【4月9日 AFP】スペイン1部リーグのFCバルセロナ(FC Barcelona)が、10日のレアル・マドリード(Real Madrid)戦に勝利して首位に浮上することで、ロナルド・クーマン(Ronald Koeman)監督の下での進化を確実なものにしようとしている中、リオネル・メッシ(Lionel Messi)にとっては自身45回目となる「エル・クラシコ(El Clasico)」は今回が最後になるかもしれない。

 今回のクラシコでどちらかが勝利した場合、2月初めに消化試合数が一つ少ない中で勝ち点10差をつけて首位に立っていたアトレティコ・マドリード(Atletico de Madrid)は昨年12月以来の首位陥落となり、勝った方が暫定ながらトップの座に躍り出る。

 バルセロナとレアルの復調に加えてアトレティコが最近停滞していることで、これまでのアドバンテージはほとんどなくなり、今後はアトレティコが調子を取り戻し、本来の姿を取り戻して最後まで優勝争いに踏みとどまれるのかどうかが問われてくる。

 残り9試合でアトレティコがどのチームを抑えなければならないか、あるいは追いつかねばならないかは、今週末に行われるクラシコの結果次第で決まるかもしれない。

 バルセロナが勝利すれば、希望を感じさせるここ数か月を送ってきた中で新しい重要なチェックポイントになり、メッシがこの夏に何を決断するのかという不確かさが続く中で、立て直しの始まりになるかもしれない。

 バルセロナのジョアン・ラポルタ(Joan Laporta)会長は就任後、メッシの気を引くような発言を続けている。

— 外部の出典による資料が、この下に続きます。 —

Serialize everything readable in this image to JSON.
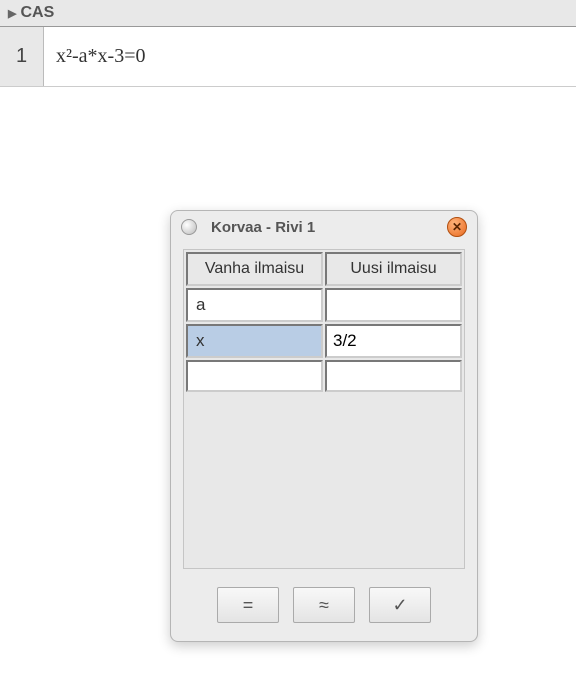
{
  "panel": {
    "title": "CAS"
  },
  "cas": {
    "rows": [
      {
        "number": "1",
        "expression": "x²-a*x-3=0"
      }
    ]
  },
  "dialog": {
    "title": "Korvaa - Rivi 1",
    "headers": {
      "old": "Vanha ilmaisu",
      "new": "Uusi ilmaisu"
    },
    "rows": [
      {
        "old": "a",
        "new": ""
      },
      {
        "old": "x",
        "new": "3/2"
      },
      {
        "old": "",
        "new": ""
      }
    ],
    "buttons": {
      "equals": "=",
      "approx": "≈",
      "check": "✓"
    }
  }
}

しかし、当のメッシは1年前に崩壊したチームが新指揮官の下で徐々に再生する姿を目の当たりにしており、自身がピッチ上で目にし、実際に感じていることの方がより説得力があるのかもしれない。

 クーマン監督はチームの若手を信頼しており、ペドリ(Pedro Gonzalez Lopez 'Pedri’)やロナルド・アラウホ(Ronald Araujo)、セルジーニョ・デスト(Sergino Dest)、オスカル・ミンゲサ(Oscar Mingueza)、イライシ・モリバ(Ilaix Moriba)らは頭角を現しつつある。

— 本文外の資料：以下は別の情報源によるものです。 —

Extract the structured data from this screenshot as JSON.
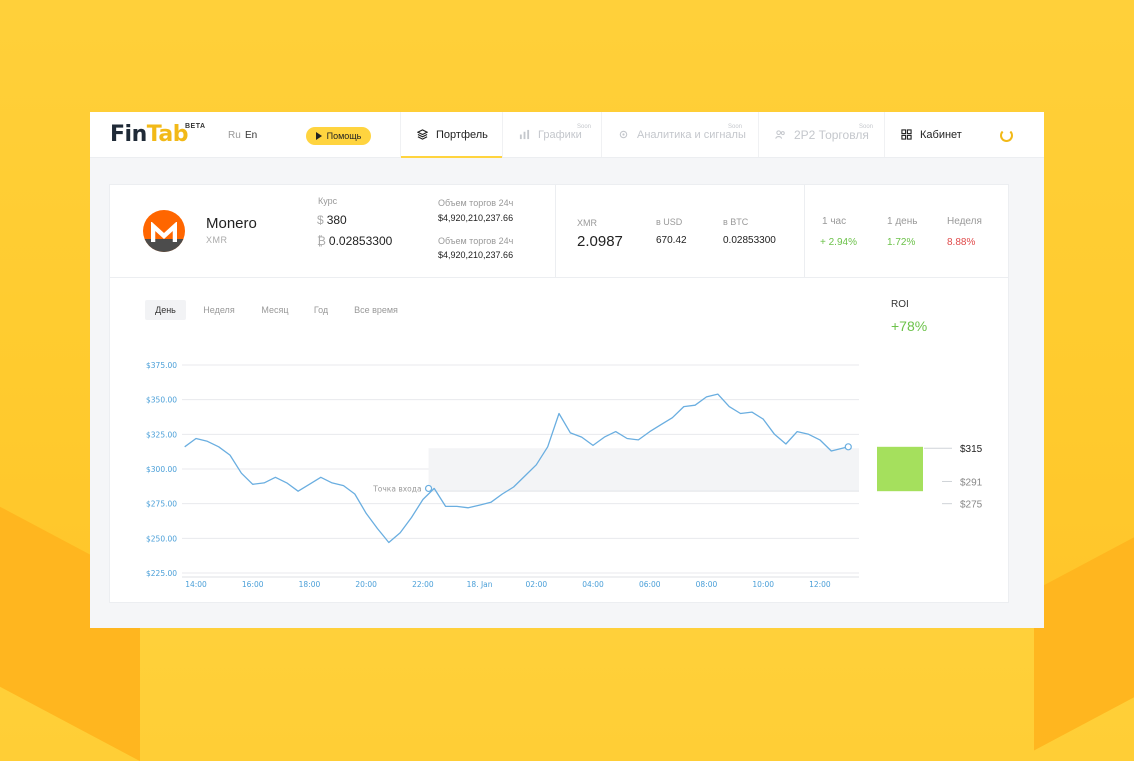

 メッシもそうした若手の成長に一役買っており、ミンゲサ、モリバ、デスト、フランシスコ・トリンコン(Francisco Trincao)のリーグ戦での初ゴールは同選手のアシストから生まれた。

 また、メッシ自身も勢いを取り戻しており、リーグ戦ではここまで23得点を挙げて得点ランキングの首位の座に返り咲き、今年に入ってからは公式戦20試合で19得点をマークしている。

 しかし、16年前から数えてレアルと44度にわたって対戦し、2度のハットトリックを含む計26得点を挙げてきたメッシにとって今回が最後のクラシコということになれば、余分なシーズンをうまく使い、気持ちの落ち込みや苦しさを消し、復活の中で自分の立場は安泰だと考えているかもしれない。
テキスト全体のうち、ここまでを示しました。